Centrándonos en los principales factores claves conseguiremos alargar la vida de nuestro negocio. Por lo que, entre otras medidas, dependiendo de la situación en la que se encuentre nuestra empresa, aquellos factores sobre los que podemos incidir son:

  1. Intenta financiarte con tus proveedores, para ello deberás establecer unos plazos de cobro cortos y de pago largos.
    Uno de los principales problemas con los que se encuentran las empresas es hacer frente a las tensiones de tesorería. La gran mayoría de créditos que ofrecen las entidades financieras, y a los cuales podemos acceder, están diseñados para financiar activos fijos, y no estructura, funcionamiento o liquidez, que aunque existe alguno, las condiciones no resultan muy beneficiosas, teniendo que hacer frente a elevados gastos financieros.
    Pero existen otros métodos por los que las empresas pueden financiarse de una forma más barata, y es a través de la financiación con sus proveedores, consiguiendo financiación espontánea sin coste, eso no significa otra cosa más que establecer un plazo de pago mayor al plazo de cobro que tenemos concedido a nuestros clientes. Establecer una buena política de cobros (ofreciendo ventajas al cliente) y de pagos, nos puede ayudar en ciertos momentos a no tener tensiones de liquidez, pero no basta sólo con esto, ya que muchas veces los clientes pueden retrasarse en el pago, o priorizar a quién pagar primero, por lo que también debemos controlar el instrumento de cobro y de pago.
  2. Mantén el control sobre los instrumentos de cobro y de pago, de forma que seamos nosotros los que tengamos la iniciativa del mismo. Básicamente, la solución sería que el instrumento utilizado para tus clientes fuese la domiciliación bancaria (así nos aseguraremos que no se produzcan retrasos en el cobro), y para tus proveedores la transferencia bancaria (así tendremos el control sobre los pagos).
  3. Controla el stock y mantén un buen nivel de rotación de existencias. Esta es una de las variables críticas en el control de la tesorería, ya que si aumenta mucho el nivel de existencias nos disminuirá la liquidez, también es una variable que afecta directamente a nuestra cuenta de explotación. Adecua tú nivel de stocks a las necesidades de tú negocio. Para ello elabora un plan de ventas, planifica el inventario necesario para atender la demanda y marca un stock de seguridad para evitar roturas de stock.
  4. Elabora anualmente un presupuesto y controla las desviaciones que se vayan produciendo de forma mensual, de este modo anticiparemos los resultados de la empresa antes de que se produzcan, podremos tomar decisiones, analizar las desviaciones, y averiguar por qué se han producido.
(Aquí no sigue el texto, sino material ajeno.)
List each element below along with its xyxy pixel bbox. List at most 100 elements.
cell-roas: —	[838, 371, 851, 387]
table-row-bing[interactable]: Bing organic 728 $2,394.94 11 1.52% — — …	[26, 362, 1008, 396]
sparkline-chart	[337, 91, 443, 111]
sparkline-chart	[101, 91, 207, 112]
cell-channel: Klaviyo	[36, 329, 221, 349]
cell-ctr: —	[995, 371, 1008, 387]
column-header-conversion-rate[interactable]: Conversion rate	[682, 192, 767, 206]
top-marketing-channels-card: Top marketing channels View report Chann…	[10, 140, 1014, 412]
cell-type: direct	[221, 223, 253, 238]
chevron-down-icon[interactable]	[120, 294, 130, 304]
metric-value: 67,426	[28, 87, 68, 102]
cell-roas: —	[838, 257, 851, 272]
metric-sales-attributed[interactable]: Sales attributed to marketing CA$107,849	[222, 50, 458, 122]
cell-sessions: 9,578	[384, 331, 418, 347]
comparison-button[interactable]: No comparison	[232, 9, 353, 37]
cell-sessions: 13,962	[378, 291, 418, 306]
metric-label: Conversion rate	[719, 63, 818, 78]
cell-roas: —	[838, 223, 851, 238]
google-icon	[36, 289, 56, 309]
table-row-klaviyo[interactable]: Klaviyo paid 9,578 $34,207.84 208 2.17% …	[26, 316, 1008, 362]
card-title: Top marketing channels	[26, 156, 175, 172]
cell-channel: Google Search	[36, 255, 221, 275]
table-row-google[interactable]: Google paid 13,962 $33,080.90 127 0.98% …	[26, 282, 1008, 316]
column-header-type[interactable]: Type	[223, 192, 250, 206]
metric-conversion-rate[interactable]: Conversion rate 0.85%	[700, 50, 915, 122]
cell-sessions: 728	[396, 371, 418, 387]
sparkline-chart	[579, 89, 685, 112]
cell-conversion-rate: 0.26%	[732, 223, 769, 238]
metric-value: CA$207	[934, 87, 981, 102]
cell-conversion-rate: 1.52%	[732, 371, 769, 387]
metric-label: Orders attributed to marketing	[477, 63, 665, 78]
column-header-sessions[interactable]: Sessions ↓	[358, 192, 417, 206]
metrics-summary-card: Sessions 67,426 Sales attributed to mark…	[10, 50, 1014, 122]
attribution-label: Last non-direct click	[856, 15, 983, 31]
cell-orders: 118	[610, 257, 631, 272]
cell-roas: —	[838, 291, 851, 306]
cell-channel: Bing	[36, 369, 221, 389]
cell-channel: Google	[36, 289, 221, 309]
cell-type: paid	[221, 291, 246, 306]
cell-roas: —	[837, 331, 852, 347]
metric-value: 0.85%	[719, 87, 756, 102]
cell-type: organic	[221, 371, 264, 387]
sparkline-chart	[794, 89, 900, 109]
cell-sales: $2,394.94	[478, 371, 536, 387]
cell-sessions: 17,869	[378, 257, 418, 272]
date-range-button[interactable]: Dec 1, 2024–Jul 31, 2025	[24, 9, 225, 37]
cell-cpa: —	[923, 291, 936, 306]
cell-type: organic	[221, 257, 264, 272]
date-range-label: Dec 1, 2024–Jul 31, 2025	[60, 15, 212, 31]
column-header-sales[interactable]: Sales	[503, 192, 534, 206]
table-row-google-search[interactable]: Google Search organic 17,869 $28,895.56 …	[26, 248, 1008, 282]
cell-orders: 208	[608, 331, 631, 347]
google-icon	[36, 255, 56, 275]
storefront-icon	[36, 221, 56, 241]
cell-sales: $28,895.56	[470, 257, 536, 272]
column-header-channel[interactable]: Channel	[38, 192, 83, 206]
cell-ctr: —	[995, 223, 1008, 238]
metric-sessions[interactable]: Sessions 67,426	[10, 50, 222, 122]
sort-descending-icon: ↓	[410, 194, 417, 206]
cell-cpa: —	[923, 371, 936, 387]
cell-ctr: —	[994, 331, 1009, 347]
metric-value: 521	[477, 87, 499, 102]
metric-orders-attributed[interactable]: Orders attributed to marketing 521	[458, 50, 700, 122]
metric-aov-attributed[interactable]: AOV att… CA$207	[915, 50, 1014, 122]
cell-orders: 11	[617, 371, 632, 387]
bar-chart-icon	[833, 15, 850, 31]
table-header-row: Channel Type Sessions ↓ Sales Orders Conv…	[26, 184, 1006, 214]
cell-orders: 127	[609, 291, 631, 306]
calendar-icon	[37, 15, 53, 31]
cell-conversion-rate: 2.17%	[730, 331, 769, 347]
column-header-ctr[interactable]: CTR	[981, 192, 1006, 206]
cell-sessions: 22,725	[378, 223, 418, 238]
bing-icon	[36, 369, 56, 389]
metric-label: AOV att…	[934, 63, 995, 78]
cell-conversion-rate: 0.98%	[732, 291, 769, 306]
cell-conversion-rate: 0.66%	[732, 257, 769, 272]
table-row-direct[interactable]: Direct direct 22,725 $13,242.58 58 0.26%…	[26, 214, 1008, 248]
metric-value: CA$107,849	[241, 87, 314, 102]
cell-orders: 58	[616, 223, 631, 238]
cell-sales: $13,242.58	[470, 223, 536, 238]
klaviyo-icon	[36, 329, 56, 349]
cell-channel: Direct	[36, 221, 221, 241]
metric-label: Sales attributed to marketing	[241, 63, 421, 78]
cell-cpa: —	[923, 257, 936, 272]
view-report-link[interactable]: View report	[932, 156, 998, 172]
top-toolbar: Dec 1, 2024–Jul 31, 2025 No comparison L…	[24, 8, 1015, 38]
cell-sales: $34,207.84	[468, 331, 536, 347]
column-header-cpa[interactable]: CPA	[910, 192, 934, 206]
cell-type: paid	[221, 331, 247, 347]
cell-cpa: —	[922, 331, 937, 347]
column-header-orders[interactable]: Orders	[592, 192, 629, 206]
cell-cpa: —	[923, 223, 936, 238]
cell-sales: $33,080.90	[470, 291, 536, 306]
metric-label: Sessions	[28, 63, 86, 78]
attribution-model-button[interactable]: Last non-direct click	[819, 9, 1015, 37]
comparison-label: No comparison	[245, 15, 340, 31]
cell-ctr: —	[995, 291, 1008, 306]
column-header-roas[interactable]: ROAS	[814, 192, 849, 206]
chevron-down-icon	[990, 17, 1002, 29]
  5. Renegocia las condiciones de los préstamos con las entidades bancarias, solicitando una reestructuración de las deudas a corto plazo a más largo plazo, de esta forma evitarás incumplir los compromisos de pago a c/p, reducir el coste financiero, mejorar la liquidez y mejorar la cuenta de resultados.
  6. Mantén una adecuada autonomía financiera. De forma que la empresa no se financie con una única fuente, sino que utilice diversas fuentes de financiación, para ello se deberá desarrollar una adecuada estrategia financiera.
  7. Controla y gestiona la reducción de impagados, determinando el volumen máximo de financiación que podemos otorgar a nuestra cartera de clientes en función del riesgo individual de cada uno de ellos, minimizaremos este riesgo. Ofrecer descuentos por pronto pago puede ser una alternativa para aquellos clientes dudosos o que excedan el volumen máximo establecido.
  8. Es importante conocer la estructura de costes de la empresa, y que ésta sea la adecuada para que la empresa no tenga un nivel de apalancamiento operativo muy elevado. Averigua cuál es el componente con mayor peso en la estructura de costes, e intenta reducirlo sin destruir valor. Trata de variabilizar todos aquellos costes que puedas y evita unos elevados costes fijos.
  9. Anticípate con una buena planificación fiscal y reduce la carga impositiva. No nos tenemos que olvidar tampoco que es necesario anticiparse para poder realizar una correcta planificación fiscal. Para ello es importante conocer la normativa en materia tributaria a la que está sometida nuestra empresa, y así aprovechar las exenciones, deducciones, beneficios fiscales,… que podemos aplicar.